This clause, known as the “ICC Force Majeure Clause 2003”, is intended to apply to any contract which incorporates it either expressly or by reference.

While parties are encouraged to incorporate the Clause into their contracts by its full name, it is anticipated that any reference in a contract to the ‘ICC Force Majeure Clause’ shall, in the absence of evidence to the contrary, be deemed to be a reference to this Clause.

The general structure of the Clause is to provide contracting parties both with a general force majeure formula and with an off-the-peg list of force majeure events. The ICC Task Force on Force Majeure and Hardship discussed at length the respective merits of three options open to it. The first was simply to draft a general force majeure formula, as do the main international instruments to which the Task Force had regard, namely the United Nations Convention on Contracts for the International Sale of Goods (CISG), the Principles of European Contract Law, and the Unidroit Principles for International Commercial Contracts. The second was to draft a general force majeure formula and to provide a merely illustrative list of force majeure events, as does the previous 1985 ICC Force Majeure Clause. The third was to draft both a general force majeure formula and to provide a list of events the occurrence of which altered the evidential balance in favour of the party invoking the clause. The ICC Task Force on Force Majeure and Hardship has decided to draft the clause on the basis of the third option and this because of the three purposes on which the Clause is based. These three purposes are set out below.

First, it is intended that the new clause should assist the largest possible number of users: those who draft neither of such two types of such clauses in their own contracts; those who draft only a general formula but would also like the predictability of an agreed list of events; and finally those who draft only a list of specified events but who wish to invoke an unlisted event as a force majeure event.

Secondly, it is intended to give the list of events a function which goes beyond the merely illustrative, such that a party would find it easier to invoke the clause if it could point towards one of the listed events than if it could only use the general force majeure formula.

Thirdly and on the other hand, it was important not to afford a party invoking a listed event too much protection: it was definitely regarded as wrong for such a party simply to point towards the mere occurrence of a listed event, the effects of which it could reasonably have avoided or overcome, and to claim relief on that basis from its duty to perform.

ICC Hardship Clause 2003


This clause, known as the “ICC Hardship Clause 2003”, is intended to apply to any contract which incorporates it either expressly or by reference. While parties are encouraged to incorporate the clause into their contracts by its full name, it is anticipated that any reference in a contract to the “ICC Hardship Clause” shall, in the absence of evidence to the contrary, be deemed to be a reference to this clause.
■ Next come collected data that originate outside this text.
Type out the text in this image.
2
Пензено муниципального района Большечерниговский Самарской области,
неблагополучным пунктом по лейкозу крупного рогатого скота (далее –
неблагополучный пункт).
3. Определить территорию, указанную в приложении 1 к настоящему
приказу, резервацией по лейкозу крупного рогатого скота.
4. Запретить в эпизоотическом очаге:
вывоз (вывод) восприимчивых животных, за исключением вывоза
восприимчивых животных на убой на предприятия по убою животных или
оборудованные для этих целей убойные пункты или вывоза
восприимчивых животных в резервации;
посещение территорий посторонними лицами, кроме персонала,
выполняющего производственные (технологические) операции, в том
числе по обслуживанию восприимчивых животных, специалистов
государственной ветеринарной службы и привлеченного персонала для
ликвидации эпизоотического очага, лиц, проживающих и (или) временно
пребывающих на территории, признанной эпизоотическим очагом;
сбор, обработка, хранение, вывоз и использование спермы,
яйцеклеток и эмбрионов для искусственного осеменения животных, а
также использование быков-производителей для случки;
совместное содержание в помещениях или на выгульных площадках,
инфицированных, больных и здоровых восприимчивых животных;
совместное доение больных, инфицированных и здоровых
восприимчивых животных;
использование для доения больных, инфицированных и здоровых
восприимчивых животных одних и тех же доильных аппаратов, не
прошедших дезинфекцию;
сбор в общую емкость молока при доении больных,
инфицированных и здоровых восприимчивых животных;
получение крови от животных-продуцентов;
  1. A party to a contract is bound to perform its contractual duties even if events have rendered performance more onerous than could reasonably have been anticipated at the time of the conclusion of the contract.
  2. Notwithstanding paragraph 1 of this Clause, where a party to a contract proves that:
    1. the continued performance of its contractual duties has become excessively onerous due to an event beyond its reasonable control which it could not reasonably have been expected to have taken into account at the time of the conclusion of the contract; and that
    2. it could not reasonably have avoided or overcome the event or its consequences,the parties are bound, within a reasonable time of the invocation of this Clause, to negotiate alternative contractual terms which reasonably allow for the consequences of the event.
  3. Where paragraph 2 of this Clause applies, but where alternative contractual terms which reasonably allow for the consequences of the event are not agreed by the other party to the contract as provided in that paragraph, the party invoking this Clause is entitled to termination of the contract.